Utility of work to others and relevance within and beyond the field?
This work is important because antimalarial drug resistance has been an ongoing issue of concern for much of the 20th century and now 21st century. Further, this resistance emergence is not equitably distributed across biogeographic regions, with South America and Southeast Asia experiencing much of the burden of this resistance emergence. Not only can widespread resistant strains be traced back to these two relatively low-transmission regions, but these strains remain at high frequency even after drug treatment ceases.
Reviewer #2 (Public Review):
The evolution of resistance to antimalarial drugs follows a seemingly counterintuitive pattern, in which resistant strains typically originate in regions where malaria prevalence is relatively low. Previous investigations have suggested that frequent exposures in high-prevalence regions produce high levels of partial immunity in the host population, leading to subclinical infections that go untreated. These subclinical infections serve as refuges for sensitive strains, maintaining them in the population. Prior investigations have supported this hypothesis; however, many of them excluded important dynamics, and the results cannot be generalized. The authors have taken a novel approach using a deterministic model that includes both general and adaptive immunity. They find that high levels of population immunity produce refuges, maintaining the sensitive strains and allowing them to outcompete resistant strains. While general population immunity contributed, adaptive immunity is key to reproducing empirical patterns. These results are robust across a range of fitness costs, treatment rates, and resistance efficacies. Given sufficient antigenic diversity and high transmission, sensitive parasites remain in circulation even when there is no cost to resistance. This work demonstrates that future investigations cannot overlook adaptive immunity and antigenic diversity.
Overall, this is a very nice paper that makes a significant contribution to the field. It is well-framed within the body of literature and achieves its goal of providing a generalizable, unifying explanation for otherwise disparate investigations. The model is innovative. The approach is elegant and rigorous, with results that are supported across a broad range of parameters when considered within an equilibrium setting. Their exploration of geographical patterns of resistance makes the results of their simulations even more compelling. As such, this work will likely serve as a foundation for many future investigations.
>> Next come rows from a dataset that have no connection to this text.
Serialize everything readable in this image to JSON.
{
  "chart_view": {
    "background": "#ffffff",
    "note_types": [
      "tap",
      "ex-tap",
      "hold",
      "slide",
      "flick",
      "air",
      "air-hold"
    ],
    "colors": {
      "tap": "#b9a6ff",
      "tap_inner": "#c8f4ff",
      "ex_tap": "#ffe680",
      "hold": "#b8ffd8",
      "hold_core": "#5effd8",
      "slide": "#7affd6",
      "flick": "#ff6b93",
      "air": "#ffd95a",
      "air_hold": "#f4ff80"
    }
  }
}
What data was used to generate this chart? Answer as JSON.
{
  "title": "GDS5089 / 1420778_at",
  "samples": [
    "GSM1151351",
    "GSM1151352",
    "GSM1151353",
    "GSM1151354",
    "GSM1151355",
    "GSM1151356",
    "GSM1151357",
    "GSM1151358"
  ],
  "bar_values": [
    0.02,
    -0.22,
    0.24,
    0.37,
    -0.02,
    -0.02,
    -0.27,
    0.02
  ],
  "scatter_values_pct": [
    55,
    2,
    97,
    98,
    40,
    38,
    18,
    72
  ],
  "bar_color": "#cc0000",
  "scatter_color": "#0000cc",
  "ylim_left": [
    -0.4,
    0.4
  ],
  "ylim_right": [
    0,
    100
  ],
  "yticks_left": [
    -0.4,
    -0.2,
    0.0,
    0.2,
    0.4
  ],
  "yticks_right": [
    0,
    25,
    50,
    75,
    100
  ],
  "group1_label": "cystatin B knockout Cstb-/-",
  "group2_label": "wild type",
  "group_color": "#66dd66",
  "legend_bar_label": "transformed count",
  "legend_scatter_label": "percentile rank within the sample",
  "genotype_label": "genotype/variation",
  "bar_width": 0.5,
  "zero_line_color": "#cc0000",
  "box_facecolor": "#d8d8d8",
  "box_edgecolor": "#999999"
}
Although the authors model resistance invasion, it does not align with empirical observations of the spread of resistance. For example, Plasmodium's mutation rate and population size mean that mutations providing chloroquine resistance should arise repeatedly even within a single infection. Nevertheless, Africa remained free of chloroquine resistant strains until a lineage was introduced from Asia. Upon introduction, it spread across the continent within ten years. The difference between the fate of chloroquine resistance originating in Africa versus chloroquine resistance originating in Asia cannot be attributed to changes in population immunity and treatment.
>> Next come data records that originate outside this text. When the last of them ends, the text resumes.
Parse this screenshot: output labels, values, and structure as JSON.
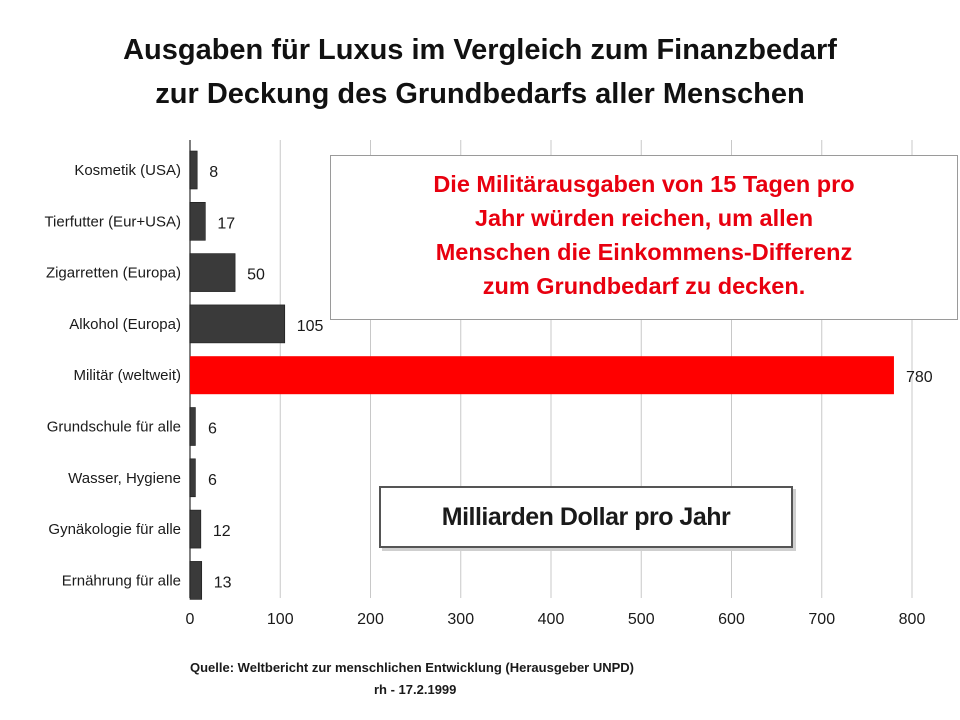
{
  "title": {
    "line1": "Ausgaben für Luxus im Vergleich zum Finanzbedarf",
    "line2": "zur Deckung des Grundbedarfs aller Menschen"
  },
  "callout": {
    "lines": [
      "Die Militärausgaben von 15 Tagen pro",
      "Jahr würden reichen, um allen",
      "Menschen die Einkommens-Differenz",
      "zum Grundbedarf zu decken."
    ],
    "color": "#e8000f"
  },
  "unit_label": "Milliarden Dollar pro Jahr",
  "source": "Quelle: Weltbericht zur menschlichen Entwicklung (Herausgeber UNPD)",
  "stamp": "rh - 17.2.1999",
  "chart_data": {
    "type": "bar",
    "orientation": "horizontal",
    "categories": [
      "Kosmetik (USA)",
      "Tierfutter (Eur+USA)",
      "Zigarretten (Europa)",
      "Alkohol (Europa)",
      "Militär (weltweit)",
      "Grundschule für alle",
      "Wasser, Hygiene",
      "Gynäkologie für alle",
      "Ernährung für alle"
    ],
    "values": [
      8,
      17,
      50,
      105,
      780,
      6,
      6,
      12,
      13
    ],
    "value_labels": [
      "8",
      "17",
      "50",
      "105",
      "780",
      "6",
      "6",
      "12",
      "13"
    ],
    "bar_colors": [
      "#3a3a3a",
      "#3a3a3a",
      "#3a3a3a",
      "#3a3a3a",
      "#ff0000",
      "#3a3a3a",
      "#3a3a3a",
      "#3a3a3a",
      "#3a3a3a"
    ],
    "xlim": [
      0,
      800
    ],
    "xticks": [
      0,
      100,
      200,
      300,
      400,
      500,
      600,
      700,
      800
    ],
    "xtick_labels": [
      "0",
      "100",
      "200",
      "300",
      "400",
      "500",
      "600",
      "700",
      "800"
    ],
    "grid": true,
    "xlabel": "",
    "ylabel": ""
  }
}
The source of this disparity may be in part attributable to the use of a deterministic, compartmental model, as the authors mention in the discussion. Strains are not explicitly modeled. This means that in terms of the distribution of strain diversity, the resistant and the sensitive compartments are identical, and the locus determining resistance is equally distributed across all strain backgrounds. However, substantial rates of linkage disequilibrium and clonal reproduction are found even in high transmission settings. The model assumptions may be met at equilibrium, but are not appropriate for most scenarios involving the invasion of a rare mutation.